Катта не взглянула на него, даже головы не подняла. Она безутешно плакала, спрятав лицо в длинной гриве Волчи.
Её король тяжело вздохнул и осторожно коснулся её вздрагивающего плеча:
- Родная моя…
И столько тоски было в этих двух словах!
Катта знала, что ему совсем не хочется её покидать. Знала, что своими слезами она причиняет боль тому, кого любит, что ради него она должна улыбнуться и сказать, что станет ждать его и верит, что всё будет хорошо – так ему будет легче покинуть родной берег… Знала – и всё равно не могла сдержать рыданий. Это было выше её сил.
Она рвалась отправиться с ним в порт, чтобы проводить Лёррина до самых корабельных сходней, но он запретил ей даже подниматься на скалу и смотреть ему вслед – сказал, что иначе он может не выдержать и прыгнуть за борт, чтобы плыть обратно, к ней. Он велел ей остаться дома, и Катта подчинилась. Кто она такая, чтобы ослушаться приказа самого короля?
Она не поднялась на Крыло ни назавтра, ни на следующий день. Зачем? Зачем мёрзнуть на холодном ветру, если знаешь, что никто не придёт и не согреет тебя? Зачем смотреть на пожираемый пламенем горизонт, если из-за него уже много дней никто не возвращался? Каменные крылья не поднимут в воздух, не дадут улететь вслед за ушедшими…
Во всей деревне не было ни одной конюшни, и Катта выпросила у отца разрешение поселить Волчу в его лодочном сарае, соорудила ей стойло в дальнем углу и заботливо законопатила все сквозившие щели. В некоторых местах берега фьорда заросли высокой травой; днём девушка пускала стреноженную лошадь пастись, а сама, раздобыв серп, жала душистое разнотравье, чтобы насушить сена – близилась зима, а соловую красавицу надо было чем-то кормить. В обросшем подножие южного Крыла сосняке переговаривались лазурянки; дочь рыбака слышала их весёлые отрывистые крики, и ей казалось, что кто-то зовёт её по имени: «катта, катта, катта!..» Вот только звать её было некому.

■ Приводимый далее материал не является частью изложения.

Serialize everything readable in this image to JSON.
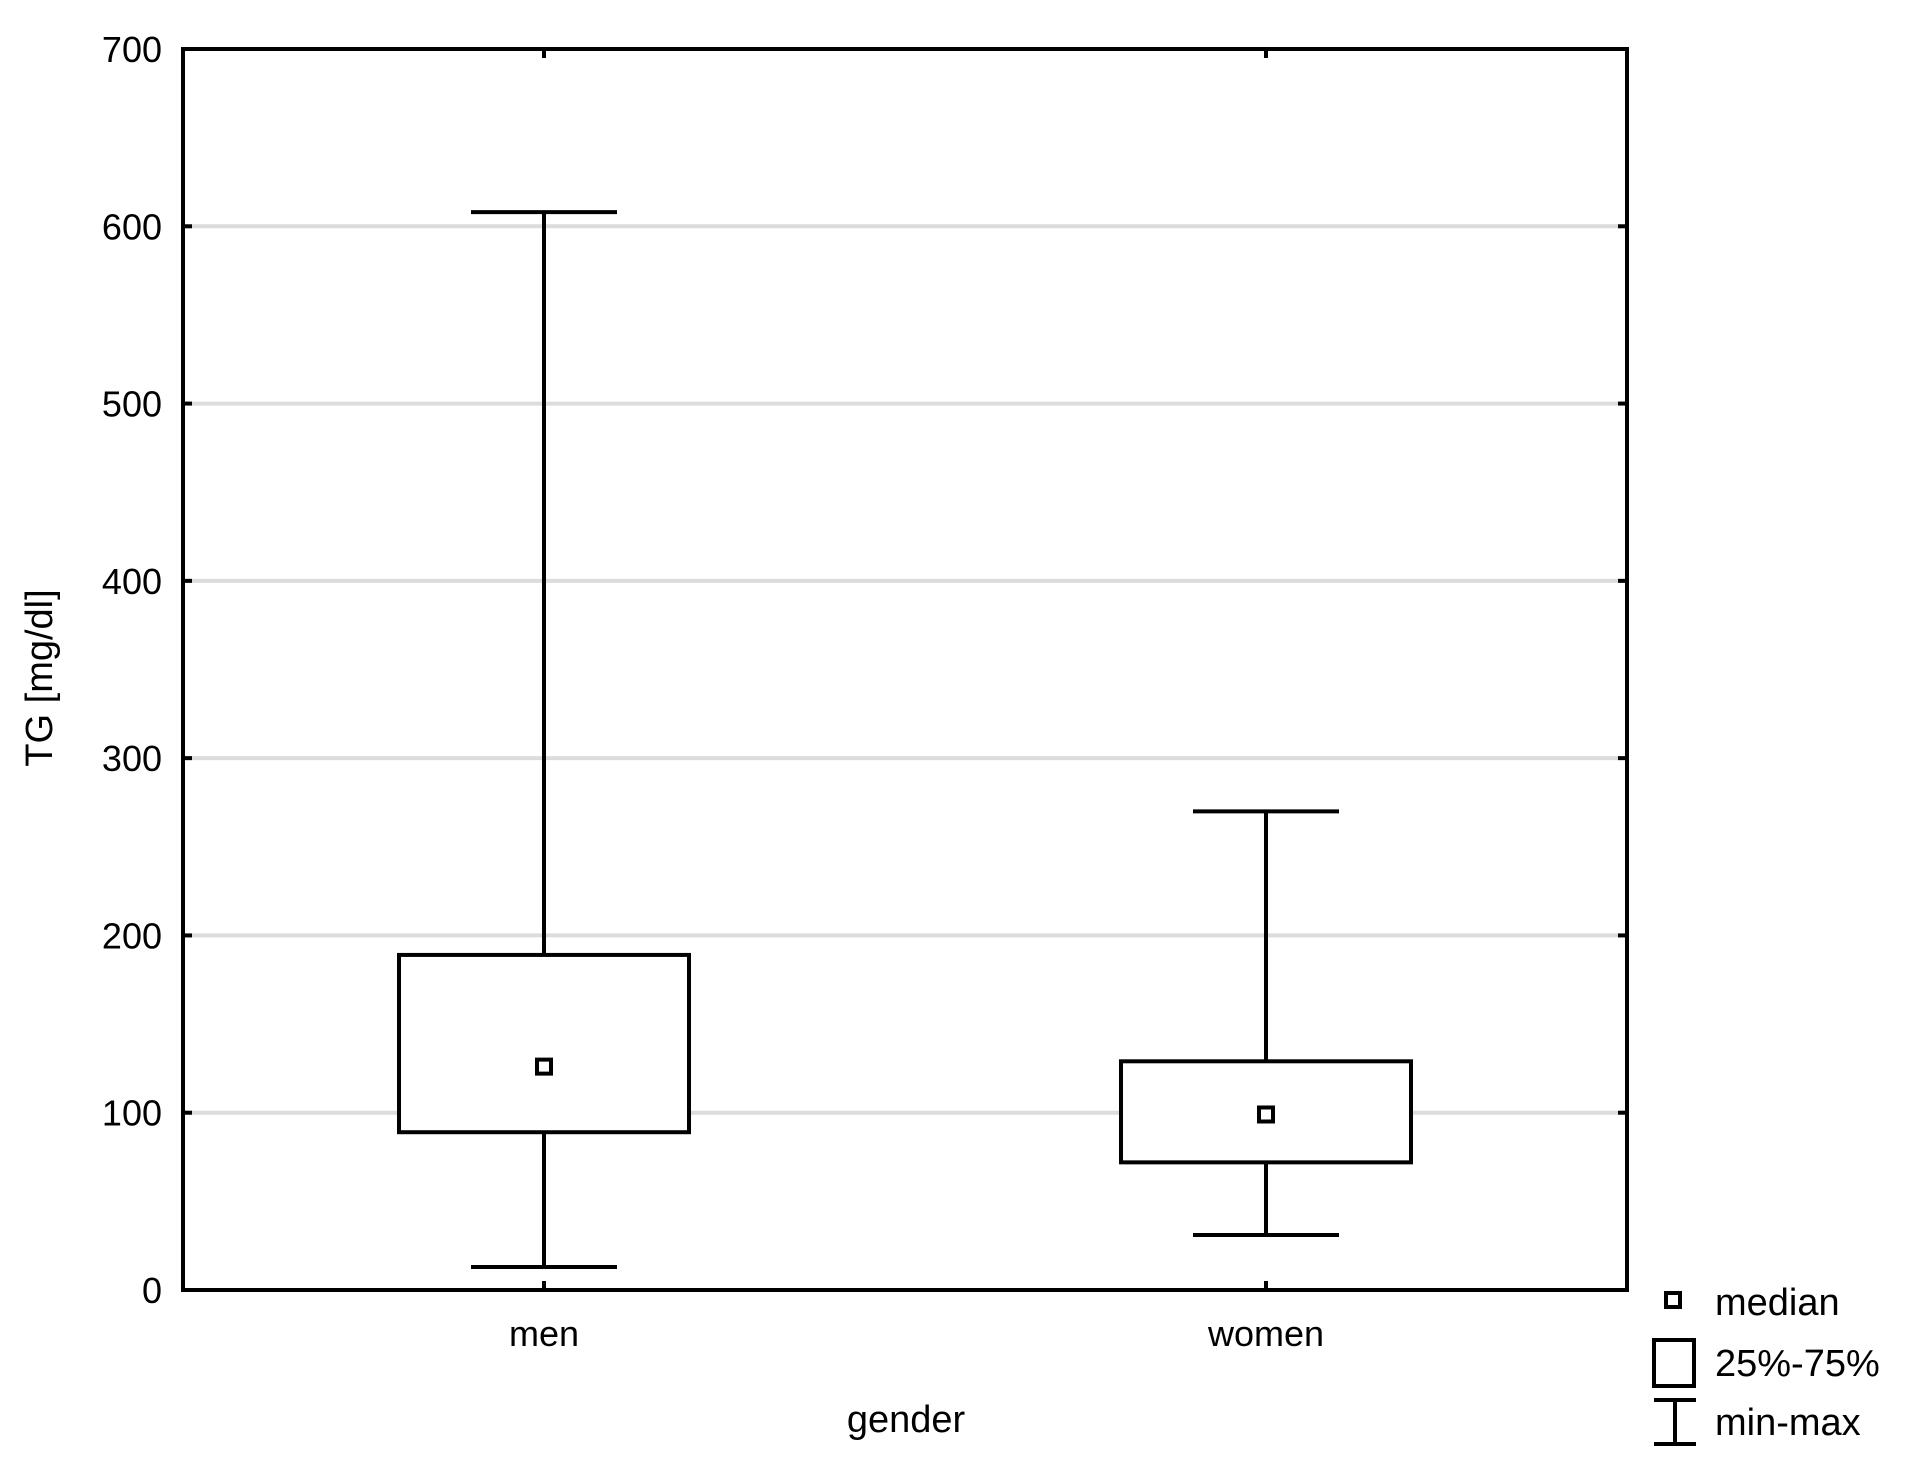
{
  "chart_data": {
    "type": "boxplot",
    "xlabel": "gender",
    "ylabel": "TG [mg/dl]",
    "ylim": [
      0,
      700
    ],
    "yticks": [
      0,
      100,
      200,
      300,
      400,
      500,
      600,
      700
    ],
    "grid": true,
    "legend_position": "bottom-right outside",
    "categories": [
      "men",
      "women"
    ],
    "boxes": [
      {
        "category": "men",
        "min": 13,
        "q1": 89,
        "median": 126,
        "q3": 189,
        "max": 608
      },
      {
        "category": "women",
        "min": 31,
        "q1": 72,
        "median": 99,
        "q3": 129,
        "max": 270
      }
    ],
    "legend": [
      {
        "symbol": "median-marker",
        "label": "median"
      },
      {
        "symbol": "box",
        "label": "25%-75%"
      },
      {
        "symbol": "whisker",
        "label": "min-max"
      }
    ]
  }
}
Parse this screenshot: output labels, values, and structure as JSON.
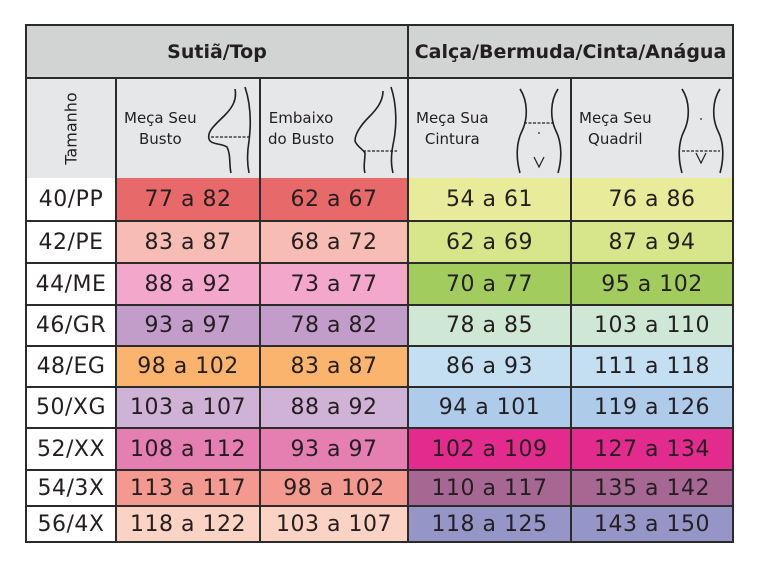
{
  "groups": {
    "top": "Sutiã/Top",
    "bottom": "Calça/Bermuda/Cinta/Anágua"
  },
  "subheaders": {
    "size": "Tamanho",
    "bust_l1": "Meça Seu",
    "bust_l2": "Busto",
    "underbust_l1": "Embaixo",
    "underbust_l2": "do Busto",
    "waist_l1": "Meça Sua",
    "waist_l2": "Cintura",
    "hip_l1": "Meça Seu",
    "hip_l2": "Quadril"
  },
  "icons": {
    "bust": "bust-profile-measure-icon",
    "underbust": "underbust-profile-measure-icon",
    "waist": "waist-front-measure-icon",
    "hip": "hip-front-measure-icon"
  },
  "rows": [
    {
      "size": "40/PP",
      "bust": "77 a 82",
      "underbust": "62 a 67",
      "waist": "54 a 61",
      "hip": "76 a 86",
      "top_color": "#e8696a",
      "bottom_color": "#e8ec9a",
      "height": 42
    },
    {
      "size": "42/PE",
      "bust": "83 a 87",
      "underbust": "68 a 72",
      "waist": "62 a 69",
      "hip": "87 a 94",
      "top_color": "#f7bcb4",
      "bottom_color": "#d7e58b",
      "height": 42
    },
    {
      "size": "44/ME",
      "bust": "88 a 92",
      "underbust": "73 a 77",
      "waist": "70 a 77",
      "hip": "95 a 102",
      "top_color": "#f2a7cb",
      "bottom_color": "#a2cd5e",
      "height": 42
    },
    {
      "size": "46/GR",
      "bust": "93 a 97",
      "underbust": "78 a 82",
      "waist": "78 a 85",
      "hip": "103 a 110",
      "top_color": "#c39dc9",
      "bottom_color": "#cfe7d5",
      "height": 41
    },
    {
      "size": "48/EG",
      "bust": "98 a 102",
      "underbust": "83 a 87",
      "waist": "86 a 93",
      "hip": "111 a 118",
      "top_color": "#fbb46e",
      "bottom_color": "#c4def2",
      "height": 41
    },
    {
      "size": "50/XG",
      "bust": "103 a 107",
      "underbust": "88 a 92",
      "waist": "94 a 101",
      "hip": "119 a 126",
      "top_color": "#cfb2d5",
      "bottom_color": "#aecbea",
      "height": 41
    },
    {
      "size": "52/XX",
      "bust": "108 a 112",
      "underbust": "93 a 97",
      "waist": "102 a 109",
      "hip": "127 a 134",
      "top_color": "#e57fb1",
      "bottom_color": "#e22b8c",
      "height": 42
    },
    {
      "size": "54/3X",
      "bust": "113 a 117",
      "underbust": "98 a 102",
      "waist": "110 a 117",
      "hip": "135 a 142",
      "top_color": "#f3998f",
      "bottom_color": "#a66892",
      "height": 36
    },
    {
      "size": "56/4X",
      "bust": "118 a 122",
      "underbust": "103 a 107",
      "waist": "118 a 125",
      "hip": "143 a 150",
      "top_color": "#fad3c4",
      "bottom_color": "#9595c8",
      "height": 36
    }
  ]
}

И в доме, и на лугу у неё было много работы, и Катта этому радовалась – пока руки были заняты делом, ей удавалось не пускать в голову разные мысли, от которых волком хотелось взвыть. Медленно ли, быстро ли, но время шло; с тех пор, как Лёррин уплыл неведомо куда, прошло уже целых две луны. Стояли последние осенние дни, море, смирное и тихое летом, день ото дня всё больше злилось, хлестали серые, стылые волны косые плети злого дождя… И вот в один из вечеров, в одиночестве сидя у заплаканного окна в полутёмной комнате, Катта вдруг поняла, что должна выбраться из дома, сейчас же, немедленно, иначе она сойдёт с ума.
Она бросила отцовскую рубашку, которую штопала, и, не озаботившись даже накинуть плащ, бросилась прочь из дома так быстро, словно за ней гнались. На улице лило немилосердно, и она в мгновение ока промокла, как утопленница, но холода не почувствовала. Лодочный сарай весь скрипел и стонал под порывами ветра; Волча сначала не захотела наружу, в холод и сырость, но Катта умоляла её пойти с ней, словно кобыла могла понимать слова человеческой речи, и она подчинилась. Камни на извилистой горной тропе стали скользкими, по ним ручьями бежала вода, сосновый бор в ненастье казался чёрным и страшным, а горный поток, пересекавший дорогу, ревел, как раненый зверь, и перехлёстывал через мостик-перешеек – Катта едва заставила Волчу пройти по нему. Когда они выбрались на открытое любому ненастью плато, порыв бешеного поморника чуть не выбил наездницу из седла, но Катта не боялась непогоды. Она соскочила с лошади и прижалась к её боку, ища защиты от ветра; море внизу, чёрное и страшное, рокотало и рычало, волны с оглушительным плеском раскалывались о берег, и не было видно горизонта – казалось, что водяные валы за пеленой дождя смешиваются с нагромождениями чёрных тяжёлых туч…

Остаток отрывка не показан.